Nothing much to speak of for a writing update beyond starting short story number three of my trilogy over the long Labor Day weekend, as everything else is still unchanged from last Wednesday. So for your enjoyment and amusement and potential ammunition to mock me with, I present to you, my somewhat secretive (to everyone else) pre-wrting routines.
My pre-writing routine may never become as well known as former Cleveland Indian Mike Hargrove, who earned the sobriquet "Human Rain Delay" (if you Google the phrase, the first five entries, including Wikipedia and YouTube, refer to him) during his playing career, but more often than not, it has become just as OCD as any other annoying routine that I had the displeasure of doing for years before finally getting rid of it.
I have developed two very annoying routines that I perform prior to doing any kind of writing, and that includes blogging. Before I write out a single word on paper, or type out a single word on the computer, these pre-writing routines must be performed. Otherwise, I can't get into the proper frame of mind for writing.

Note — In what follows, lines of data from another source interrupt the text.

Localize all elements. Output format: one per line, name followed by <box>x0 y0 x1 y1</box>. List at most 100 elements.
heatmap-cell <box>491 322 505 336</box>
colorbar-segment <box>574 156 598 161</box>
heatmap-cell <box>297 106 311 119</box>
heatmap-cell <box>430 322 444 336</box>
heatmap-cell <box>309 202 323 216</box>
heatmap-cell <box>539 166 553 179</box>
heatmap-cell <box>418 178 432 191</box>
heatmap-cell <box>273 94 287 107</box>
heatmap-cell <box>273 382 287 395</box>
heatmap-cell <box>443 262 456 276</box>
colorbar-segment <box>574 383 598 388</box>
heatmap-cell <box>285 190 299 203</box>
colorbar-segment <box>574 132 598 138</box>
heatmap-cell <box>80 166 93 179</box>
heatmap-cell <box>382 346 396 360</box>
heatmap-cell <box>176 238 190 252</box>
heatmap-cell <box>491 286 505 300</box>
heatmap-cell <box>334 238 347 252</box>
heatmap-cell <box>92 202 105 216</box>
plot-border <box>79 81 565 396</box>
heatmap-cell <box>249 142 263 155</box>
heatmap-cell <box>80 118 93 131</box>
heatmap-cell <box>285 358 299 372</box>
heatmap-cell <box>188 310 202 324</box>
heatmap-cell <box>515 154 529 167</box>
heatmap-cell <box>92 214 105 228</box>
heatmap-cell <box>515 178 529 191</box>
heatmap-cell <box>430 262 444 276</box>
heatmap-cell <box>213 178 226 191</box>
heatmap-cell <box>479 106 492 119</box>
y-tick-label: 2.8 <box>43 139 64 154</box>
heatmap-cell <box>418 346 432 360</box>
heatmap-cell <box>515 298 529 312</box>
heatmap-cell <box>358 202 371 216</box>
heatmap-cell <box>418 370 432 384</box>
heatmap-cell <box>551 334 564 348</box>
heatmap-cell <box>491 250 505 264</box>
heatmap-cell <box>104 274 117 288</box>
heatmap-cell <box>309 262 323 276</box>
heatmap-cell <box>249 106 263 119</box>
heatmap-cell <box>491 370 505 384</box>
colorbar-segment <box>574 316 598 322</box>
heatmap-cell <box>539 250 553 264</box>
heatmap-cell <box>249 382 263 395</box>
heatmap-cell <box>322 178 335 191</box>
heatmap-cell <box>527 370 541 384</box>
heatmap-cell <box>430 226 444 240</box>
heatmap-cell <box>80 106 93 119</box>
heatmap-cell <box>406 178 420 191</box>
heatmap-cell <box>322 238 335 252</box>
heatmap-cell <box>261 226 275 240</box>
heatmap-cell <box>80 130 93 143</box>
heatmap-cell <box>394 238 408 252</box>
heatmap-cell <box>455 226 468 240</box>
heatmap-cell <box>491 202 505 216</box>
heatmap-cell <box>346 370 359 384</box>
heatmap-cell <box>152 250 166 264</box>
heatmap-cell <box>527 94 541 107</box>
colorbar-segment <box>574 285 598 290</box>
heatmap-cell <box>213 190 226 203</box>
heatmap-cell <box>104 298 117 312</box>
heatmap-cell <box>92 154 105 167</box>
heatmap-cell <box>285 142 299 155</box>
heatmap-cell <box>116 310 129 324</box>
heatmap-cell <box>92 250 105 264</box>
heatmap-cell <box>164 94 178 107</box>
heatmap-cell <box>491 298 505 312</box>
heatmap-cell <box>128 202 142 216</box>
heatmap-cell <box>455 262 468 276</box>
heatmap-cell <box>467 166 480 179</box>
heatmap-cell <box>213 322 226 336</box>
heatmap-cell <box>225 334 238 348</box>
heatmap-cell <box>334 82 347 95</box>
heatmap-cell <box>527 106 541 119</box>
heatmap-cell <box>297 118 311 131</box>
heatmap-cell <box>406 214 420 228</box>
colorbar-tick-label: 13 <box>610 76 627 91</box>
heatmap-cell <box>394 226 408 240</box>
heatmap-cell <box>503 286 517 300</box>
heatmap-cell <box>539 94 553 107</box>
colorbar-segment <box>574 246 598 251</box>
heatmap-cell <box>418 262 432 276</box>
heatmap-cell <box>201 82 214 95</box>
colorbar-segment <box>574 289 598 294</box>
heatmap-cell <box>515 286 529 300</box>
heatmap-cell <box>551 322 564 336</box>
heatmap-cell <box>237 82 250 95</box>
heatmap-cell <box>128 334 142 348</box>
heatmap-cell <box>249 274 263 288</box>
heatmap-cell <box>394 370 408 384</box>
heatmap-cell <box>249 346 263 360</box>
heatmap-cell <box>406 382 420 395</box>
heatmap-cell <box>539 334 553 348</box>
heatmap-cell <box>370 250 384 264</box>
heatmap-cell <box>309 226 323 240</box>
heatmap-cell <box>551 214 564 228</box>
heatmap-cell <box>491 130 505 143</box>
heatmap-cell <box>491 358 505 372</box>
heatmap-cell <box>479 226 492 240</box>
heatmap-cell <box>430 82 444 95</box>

If I'm writing something on the computer, be it a blog post or a story, after getting the computer started and what now (I use my laptop in two hour increments and turn it off when I'm not using it), I play a game of spider solitaire. If I win, I move on to the next step. If I don't, I keep on playing until I win. For those of you think that this sounds stupid because it's a game that is easy to win at, it isn't. I play the game with a severe handicap, so naturally it lends itself more to losing than winning. The longest losing streak that I had while playing this game, was 49 consecutive games, which naturally cut into my writing time.
The next step, should I win a game, is to log into Facebook. Once I get done checking that, I then check Blogger; my Gmail; my Hotmail; my Yahoo twice; FoxNews; ESPN; and my local newspaper website, in that order.
Then I write, either my blog post (with various research links if need be) or my story (again doing research if need be). Sometimes I'll write original stuff and sometimes I'll dictate my scribbles via the Dragon.
There are times though that I've been able to break that routine by simply cracking down and staying offline. But it doesn't last for long because I really need to have at least one thing from the CyberWorld going at the same time that I'm writing. Doesn't matter what it is, so long as I have it going, I'm writing.
For when I decide to write outdoors, that's when it gets positively infantile.
Example: I want to work on a short story.
1} Grab my folder of paper, my clipboard, the printed pages of what I written so far, a rubber fingertip and my hat.
2} Go outside to my writing area, get myself situated in my chair, take out a pen, clipboard, short story and start studying where I had left off at.
3} Ten seconds later, decide to get a snack. Get snack, eat, then repeat step #2.
4} Ten seconds later, decide to get a drink. Get drink, drink, then repeat step #2.
5} Ten seconds later, decide to move my chair to the other side of the tree so that the sun isn't beating down. Move chair to the other side, gather up my stuff and transport it to the other side of the tree. Repeat step #2.
6} Ten seconds later, decide to blow my nose. Get either tissue from the house or napkin from the car, blow my nose, then repeat step #2.
7} Ten seconds later, screw around with my phone. Fix phone, then repeat step #2.
8) Two minutes later, while repeating step #2 for the fifth time, allow the gentle mountain breeze to lull me to sleep. Nap for about an hour. Wake up from nap, repeat step #2.
Keep in mind that I have yet to write a single word down in the preceding hour and a half of being outside.
9} Eventually I come to my senses, get angry with myself for wasting all of this time doing all kinds of pointless shit, and start to write. Which usually lasts anywhere from a half hour to an hour plus, and I wind up with a minimum of three handwritten pages of text.
I have another writing area, which is my front porch, and except for steps #5 & #8, everything else applies.
This is my tiny little screwed up writing world. It's long term, it's deeply ingrained, and there is no hope for a cure for me. If you don't want to see anyone else suffer from the same kind of malady, for god's sake, stop them before they can get started on the road to ruination. Don't let anyone, including yourself, come up with such an annoying pre-writing routine as mine. Please let this be a warning to others that OCD is positively lethal when you're a writer.